Curitiba Muitos idosos ainda não foram retirados por suas famílias dos três asilos clandestinos em Colombo, Região Metropolitana de Curitiba, interditados anteontem pela Polícia Civil. A reportagem da Folha esteve em um das casas ontem e constatou que vários idosos estavam no local. A polícia deve começar a intimar os parentes das vítimas para depor a partir da semana que vem.
''Ele tinha problemas com bebidas alcoólicas e por isso resolvemos interná-lo. Não tínhamos condições de cuidar para que ele se mantivesse longe do álcool'', justificou a neta do aposentado Francisco Pereira Lopes, 73 anos, que preferiu não se identificar. Depois de tomar conhecimento das denúncias, ela foi até o asilo para buscar seu avô, onde estava há cerca de um mês, e levá-lo para casa. ''Eu não gostava de lá. Eu não fui maltratado, mas o lugar parecia uma prisão. Não deixavam a gente sair para nada'', conta o aposentado, que não estava certo para onde seria levado pelos parentes.
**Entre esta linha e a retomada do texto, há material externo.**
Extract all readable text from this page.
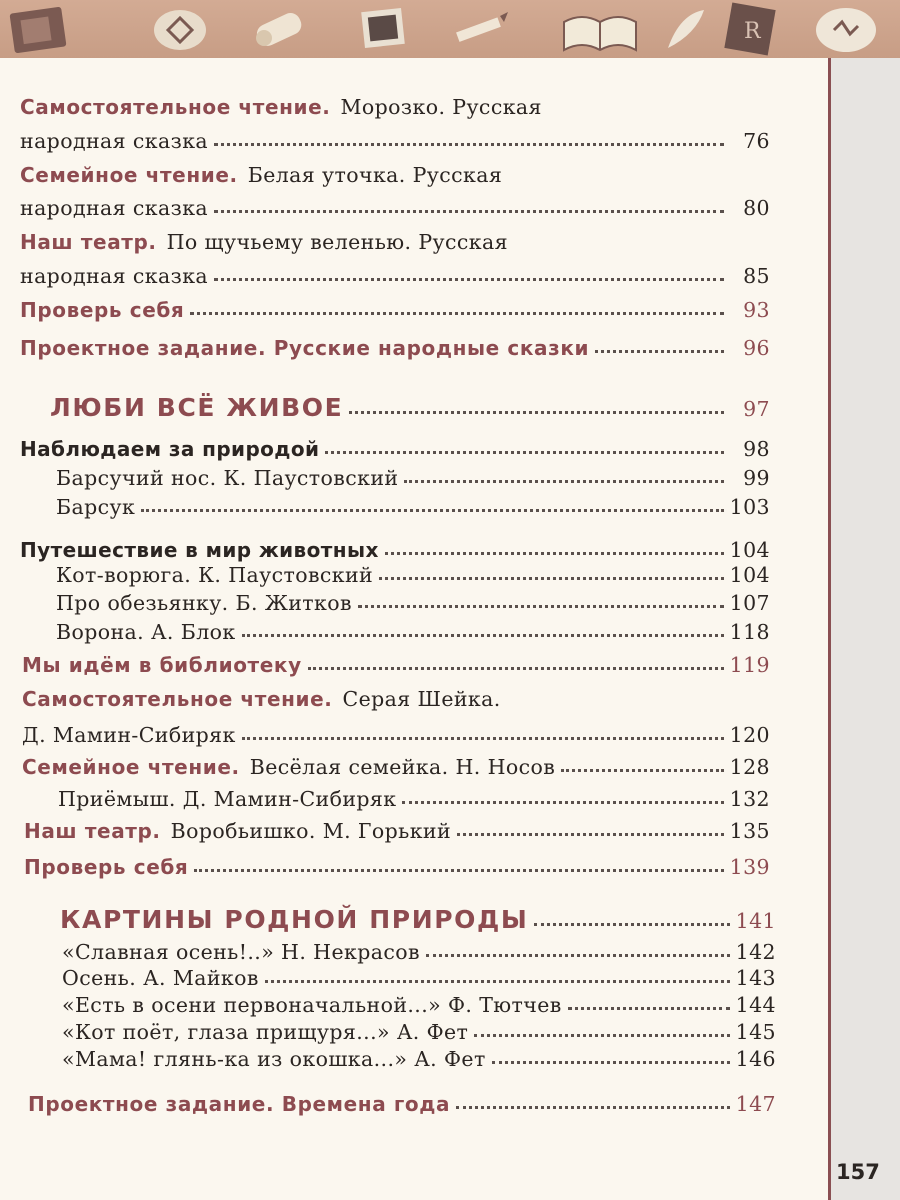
R
157
Самостоятельное чтение. Морозко. Русская
народная сказка	76
Семейное чтение. Белая уточка. Русская
народная сказка	80
Наш театр. По щучьему веленью. Русская
народная сказка	85
Проверь себя	93
Проектное задание. Русские народные сказки	96
ЛЮБИ ВСЁ ЖИВОЕ	97
Наблюдаем за природой	98
Барсучий нос. К. Паустовский	99
Барсук	103
Путешествие в мир животных	104
Кот-ворюга. К. Паустовский	104
Про обезьянку. Б. Житков	107
Ворона. А. Блок	118
Мы идём в библиотеку	119
Самостоятельное чтение. Серая Шейка.
Д. Мамин-Сибиряк	120
Семейное чтение. Весёлая семейка. Н. Носов	128
Приёмыш. Д. Мамин-Сибиряк	132
Наш театр. Воробьишко. М. Горький	135
Проверь себя	139
КАРТИНЫ РОДНОЙ ПРИРОДЫ	141
«Славная осень!..» Н. Некрасов	142
Осень. А. Майков	143
«Есть в осени первоначальной...» Ф. Тютчев	144
«Кот поёт, глаза прищуря...» А. Фет	145
«Мама! глянь-ка из окошка...» А. Фет	146
Проектное задание. Времена года	147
A chefe do Departamento de Assistência Social da Prefeitura de Colombo e responsável pela política de atendimento ao idoso, Maria da Silva Souza, alega que o problema com asilos clandestinos começa na família do idoso ou do deficiente. ''Os parentes não sabem o que fazer com essas pessoas ou simplesmente não as querem por perto e as colocam em qualquer lugar. E em casos como esses, a família pode ser responsabilizada judicialmente'', afirma. Ela diz ainda que muitas vezes os idosos são até explorados pela família, que fica com seu dinheiro.
Na opinião da chefe do departamento de assistência, os crescentes programas de desospitalização de pessoas com problemas psiquiátricos, que vem acontecendo no País há pouco mais de um ano, estão fomentando esses asilos clandestinos. Isso porque as famílias não conseguem se adaptar ao deficiente e preferem interná-lo novamente. ''Esse processo tem que ser lento e precisa existir uma casa intermediária para os pacientes. Caso contrário, eles vão sempre acabar nesse tipo de lugar'', acredita.
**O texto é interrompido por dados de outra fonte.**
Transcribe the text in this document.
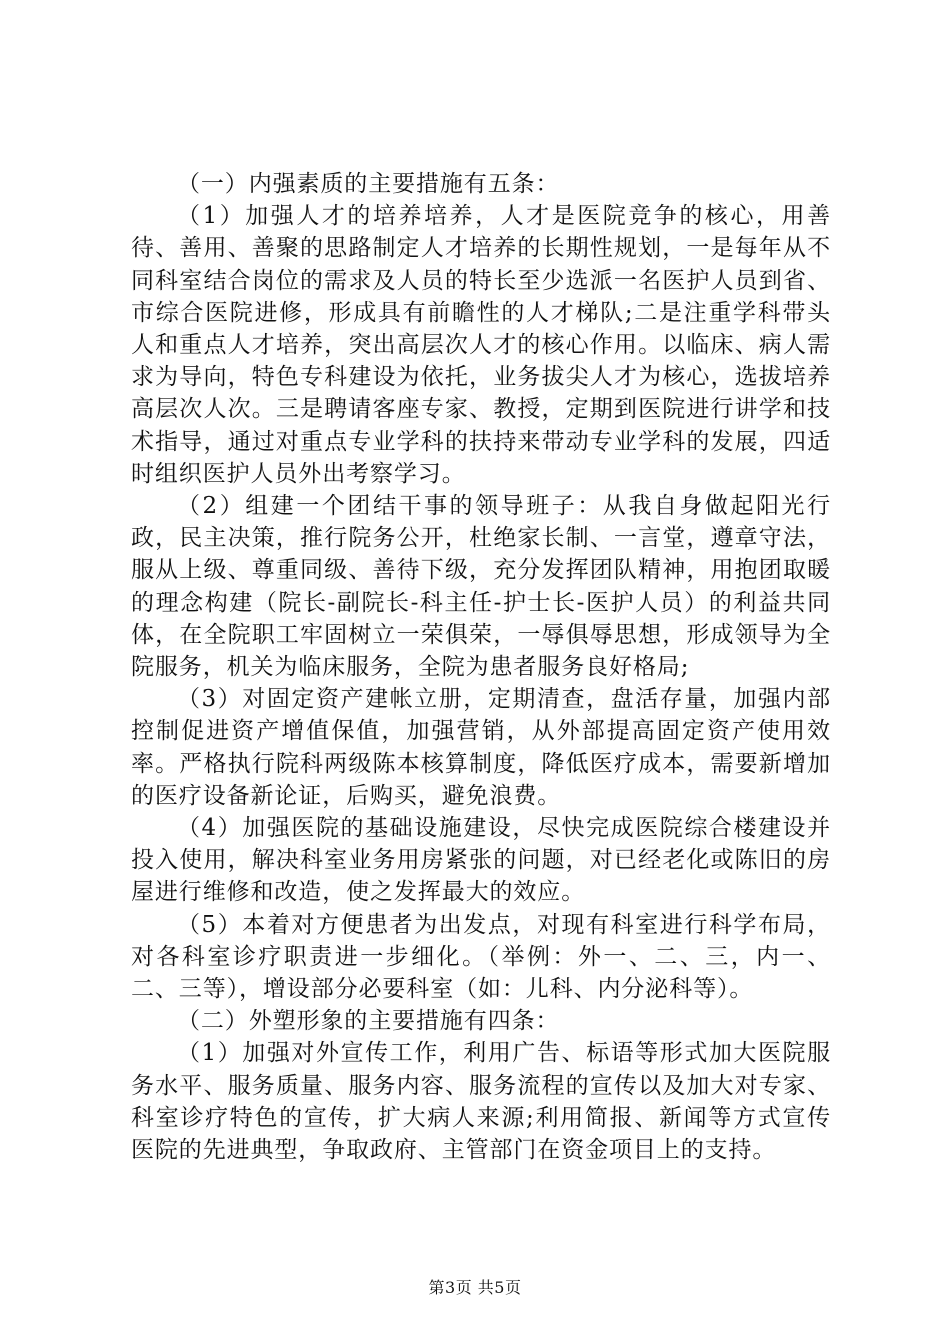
（一）内强素质的主要措施有五条：

（1）加强人才的培养培养，人才是医院竞争的核心，用善待、善用、善聚的思路制定人才培养的长期性规划，一是每年从不同科室结合岗位的需求及人员的特长至少选派一名医护人员到省、市综合医院进修，形成具有前瞻性的人才梯队;二是注重学科带头人和重点人才培养，突出高层次人才的核心作用。以临床、病人需求为导向，特色专科建设为依托，业务拔尖人才为核心，选拔培养高层次人次。三是聘请客座专家、教授，定期到医院进行讲学和技术指导，通过对重点专业学科的扶持来带动专业学科的发展，四适时组织医护人员外出考察学习。

（2）组建一个团结干事的领导班子：从我自身做起阳光行政，民主决策，推行院务公开，杜绝家长制、一言堂，遵章守法，服从上级、尊重同级、善待下级，充分发挥团队精神，用抱团取暖的理念构建（院长-副院长-科主任-护士长-医护人员）的利益共同体，在全院职工牢固树立一荣俱荣，一辱俱辱思想，形成领导为全院服务，机关为临床服务，全院为患者服务良好格局;

（3）对固定资产建帐立册，定期清查，盘活存量，加强内部控制促进资产增值保值，加强营销，从外部提高固定资产使用效率。严格执行院科两级陈本核算制度，降低医疗成本，需要新增加的医疗设备新论证，后购买，避免浪费。

（4）加强医院的基础设施建设，尽快完成医院综合楼建设并投入使用，解决科室业务用房紧张的问题，对已经老化或陈旧的房屋进行维修和改造，使之发挥最大的效应。

（5）本着对方便患者为出发点，对现有科室进行科学布局，对各科室诊疗职责进一步细化。（举例：外一、二、三，内一、二、三等），增设部分必要科室（如：儿科、内分泌科等）。

（二）外塑形象的主要措施有四条：

（1）加强对外宣传工作，利用广告、标语等形式加大医院服务水平、服务质量、服务内容、服务流程的宣传以及加大对专家、科室诊疗特色的宣传，扩大病人来源;利用简报、新闻等方式宣传医院的先进典型，争取政府、主管部门在资金项目上的支持。

第3页 共5页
As casas interditadas não possuiam alvará de funcionamente e nem acompanhamento de especialistas. A polícia suspeita que alguns idosos chegaram a sofrer lesões corporais. Com a proprietária das casas, Maria de Fátima Pereira Mello, foram apreendidos 20 cartões de banco para a retirada da aposentadoria dos internos. A denúncia foi feita por vizinhos e parentes de Maria de Fátima, que foi presa em flagrante. Ela nega as acusações.